Mentors: Chris Ticknor (T-1), Beth Lindquist (XTD-NTA), and Ryan Jadrich (XTD-NTA)

Description: As a rule, the behavior of matter strongly depends on its external conditions. An everyday example of this phenomenon is the melting of ice if it is left at room temperature. However, we often need to be able to understand and predict how matter will behave at more extreme conditions than those available on a kitchen counter. Accurate descriptions of the behavior of matter in extreme conditions is important to many areas of study, including earth science and astrophysics. For instance, the iron atoms in the inner core of the earth are arranged into a different structure than those in a cast-iron pan on earth's surface. Furthermore, the behavior of molecules is particularly intriguing (and complicated!) under extreme conditions because bizarre chemical reactions can occur. At the same time, the study of materials in extreme conditions presents challenges in terms of collecting sufficient quantities of high-quality data to inform our physics models. Therefore, we need to propagate uncertainty in the underlying data forward to the model in a process called uncertainty quantification.
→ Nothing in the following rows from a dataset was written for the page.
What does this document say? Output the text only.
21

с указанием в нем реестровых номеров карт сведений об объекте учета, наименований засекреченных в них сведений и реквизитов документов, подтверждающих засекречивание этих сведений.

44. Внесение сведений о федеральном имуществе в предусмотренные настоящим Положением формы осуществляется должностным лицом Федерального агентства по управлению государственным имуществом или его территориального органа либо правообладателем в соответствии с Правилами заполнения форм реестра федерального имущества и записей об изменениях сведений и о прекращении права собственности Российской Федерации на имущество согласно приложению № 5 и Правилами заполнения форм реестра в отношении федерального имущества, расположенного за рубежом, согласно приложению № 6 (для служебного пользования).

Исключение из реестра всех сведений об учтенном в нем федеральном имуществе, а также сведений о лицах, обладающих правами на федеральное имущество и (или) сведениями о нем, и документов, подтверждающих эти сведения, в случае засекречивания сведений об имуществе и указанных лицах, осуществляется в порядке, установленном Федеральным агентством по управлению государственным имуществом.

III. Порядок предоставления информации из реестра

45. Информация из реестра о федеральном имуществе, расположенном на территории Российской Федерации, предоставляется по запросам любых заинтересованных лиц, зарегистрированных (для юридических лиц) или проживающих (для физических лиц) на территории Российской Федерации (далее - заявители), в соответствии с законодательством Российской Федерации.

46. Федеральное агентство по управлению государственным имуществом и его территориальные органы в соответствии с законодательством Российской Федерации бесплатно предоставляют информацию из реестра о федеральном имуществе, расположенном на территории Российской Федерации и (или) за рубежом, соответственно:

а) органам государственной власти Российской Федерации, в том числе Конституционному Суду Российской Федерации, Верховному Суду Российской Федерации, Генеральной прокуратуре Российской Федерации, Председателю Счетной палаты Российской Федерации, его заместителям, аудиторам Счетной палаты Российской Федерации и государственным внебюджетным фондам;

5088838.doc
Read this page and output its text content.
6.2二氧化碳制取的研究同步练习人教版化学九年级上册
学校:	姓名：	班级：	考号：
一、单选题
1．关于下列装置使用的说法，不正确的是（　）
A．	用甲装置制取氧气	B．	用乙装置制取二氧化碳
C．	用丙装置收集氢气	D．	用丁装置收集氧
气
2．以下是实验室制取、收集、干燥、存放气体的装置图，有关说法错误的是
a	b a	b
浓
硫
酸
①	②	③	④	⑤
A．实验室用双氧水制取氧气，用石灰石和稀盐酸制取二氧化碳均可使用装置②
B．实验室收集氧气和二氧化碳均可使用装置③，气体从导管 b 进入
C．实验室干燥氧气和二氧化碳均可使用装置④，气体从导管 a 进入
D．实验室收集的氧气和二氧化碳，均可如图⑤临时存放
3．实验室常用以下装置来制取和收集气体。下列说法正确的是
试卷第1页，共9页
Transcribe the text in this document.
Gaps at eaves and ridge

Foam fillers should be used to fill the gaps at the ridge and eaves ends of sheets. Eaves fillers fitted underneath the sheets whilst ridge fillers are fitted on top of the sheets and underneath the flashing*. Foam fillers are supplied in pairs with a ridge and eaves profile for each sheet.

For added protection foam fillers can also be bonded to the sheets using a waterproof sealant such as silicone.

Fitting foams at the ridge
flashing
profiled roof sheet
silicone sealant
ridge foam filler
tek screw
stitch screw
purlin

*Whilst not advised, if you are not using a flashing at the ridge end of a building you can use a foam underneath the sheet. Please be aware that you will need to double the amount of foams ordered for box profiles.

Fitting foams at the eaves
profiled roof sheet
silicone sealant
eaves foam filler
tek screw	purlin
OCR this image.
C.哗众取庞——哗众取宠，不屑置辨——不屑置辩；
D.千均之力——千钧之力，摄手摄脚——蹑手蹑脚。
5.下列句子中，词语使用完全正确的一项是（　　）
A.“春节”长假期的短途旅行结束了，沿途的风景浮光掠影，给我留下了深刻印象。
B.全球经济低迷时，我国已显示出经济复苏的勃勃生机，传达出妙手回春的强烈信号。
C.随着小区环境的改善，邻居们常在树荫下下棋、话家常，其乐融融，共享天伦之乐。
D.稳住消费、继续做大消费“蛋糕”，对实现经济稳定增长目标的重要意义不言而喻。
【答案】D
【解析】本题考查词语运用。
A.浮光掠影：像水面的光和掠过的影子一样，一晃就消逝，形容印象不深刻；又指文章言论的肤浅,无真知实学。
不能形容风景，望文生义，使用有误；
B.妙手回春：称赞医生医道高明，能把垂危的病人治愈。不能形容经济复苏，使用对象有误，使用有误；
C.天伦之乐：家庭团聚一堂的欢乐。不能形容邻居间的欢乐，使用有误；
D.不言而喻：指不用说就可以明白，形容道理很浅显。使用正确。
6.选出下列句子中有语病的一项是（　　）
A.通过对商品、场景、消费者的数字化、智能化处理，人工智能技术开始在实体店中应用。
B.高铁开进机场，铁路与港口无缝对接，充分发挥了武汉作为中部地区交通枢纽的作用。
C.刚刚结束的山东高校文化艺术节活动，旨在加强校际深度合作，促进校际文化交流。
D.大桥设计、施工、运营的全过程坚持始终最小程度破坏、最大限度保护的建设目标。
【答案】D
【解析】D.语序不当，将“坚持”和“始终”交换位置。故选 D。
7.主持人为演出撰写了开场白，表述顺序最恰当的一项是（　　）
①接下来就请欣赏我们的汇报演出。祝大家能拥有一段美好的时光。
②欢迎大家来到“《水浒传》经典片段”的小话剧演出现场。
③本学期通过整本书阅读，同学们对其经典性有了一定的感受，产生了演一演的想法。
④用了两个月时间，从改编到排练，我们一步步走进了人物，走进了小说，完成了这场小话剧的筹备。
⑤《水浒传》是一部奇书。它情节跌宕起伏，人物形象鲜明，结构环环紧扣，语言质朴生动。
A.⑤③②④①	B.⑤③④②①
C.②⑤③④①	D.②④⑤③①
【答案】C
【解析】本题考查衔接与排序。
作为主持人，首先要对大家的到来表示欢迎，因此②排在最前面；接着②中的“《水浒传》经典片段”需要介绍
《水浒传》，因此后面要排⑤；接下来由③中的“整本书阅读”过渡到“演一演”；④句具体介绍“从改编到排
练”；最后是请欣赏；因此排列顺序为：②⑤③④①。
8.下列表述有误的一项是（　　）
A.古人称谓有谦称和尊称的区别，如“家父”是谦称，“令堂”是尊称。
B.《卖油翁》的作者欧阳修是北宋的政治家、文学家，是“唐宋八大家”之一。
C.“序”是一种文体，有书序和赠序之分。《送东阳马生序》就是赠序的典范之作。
Possible avenues to be explored in this project include: (i) advanced optimization of models with large, complex data sets, (ii) advanced descriptions of multi-phase behavior of materials such as water, or (iii) machine learning of molecular behavior. All possible projects could lead to the assessment of the modeling quality with uncertainty quantification.

Efficient multiphase closure for high explosive modeling

Mentors: Tariq Aslam (T-1) and Eduardo Lozano (T-1)

Description: Computational fluid dynamics are routinely used to simulate the compressible reactive flow in detonating high explosives. When multiple phases are introduced, one must decide on appropriate closure rules to determine the relative phase volumes and energy distribution between the phases at each time step. The next generation of reactive flow models is currently underway and it requires computationally efficient techniques to solve the multiphase closure problem. Working closely with the modeling team, the selected candidates will develop a fast pressure-temperature equilibration method that meets these requirements. They will also conduct code verification and model validation against high-explosive test cases. The outcome of this project will advance the modeling and algorithmic capabilities of existing hydrodynamic codes.

Ion Heating in Magnetic Reconnection

Mentors: Ari Le (XCP-6) and Adam Stanier (T-5)

Description: Magnetic reconnection rearranges the magnetic field line topology in a conducting plasma and allows an explosive release of energy. Examples of phenomena that depend crucially on reconnection are solar and astrophysical flares, substorms in Earth’s magnetosphere that drive the auroras, and disruptive instabilities in magnetic fusion devices. Particle-in-cell simulations enable first-principles studies of plasma heating and particle acceleration during reconnection. For this project, kinetic and hybrid (kinetic ion/fluid electron) versions of LANL’s VPIC code will be used to study how ions are energized during magnetic reconnection in large systems and how the increased pressure of the heated plasma feeds back on the reconnection process.

Evaluating effects of preferential flows on the integrating watershed hydrology for storm event scenarios

Mentors: Daniil Svyatsky (T-5), David Moulton (T-5), and Yu Zhang (EES-14)


In this project, we would hope to improve the ATS (advanced terrestrial simulator) representation of the preferential flows (macropore pathways) for integrated watershed hydrology to model interaction between subsurface and overland flows in the case of large storm events. The summer student will work on adding new physical processes into the current ATS model using C/C++, GitHub version control, and HPC. This newly-improved model will be used to better understand the hydrologic processes and transport of nutrients in the coupled systems.


Expected project outcomes: Students can gain good modeling experience to simulate hydrologic processes by using a state-of-the-art hydrologic model with its numerical methods and parallel computing. This will be part of a cutting-edge research project to advance our modeling capability for integrating hydrology simulations.


We expect at least a modeling-oriented publication from this study.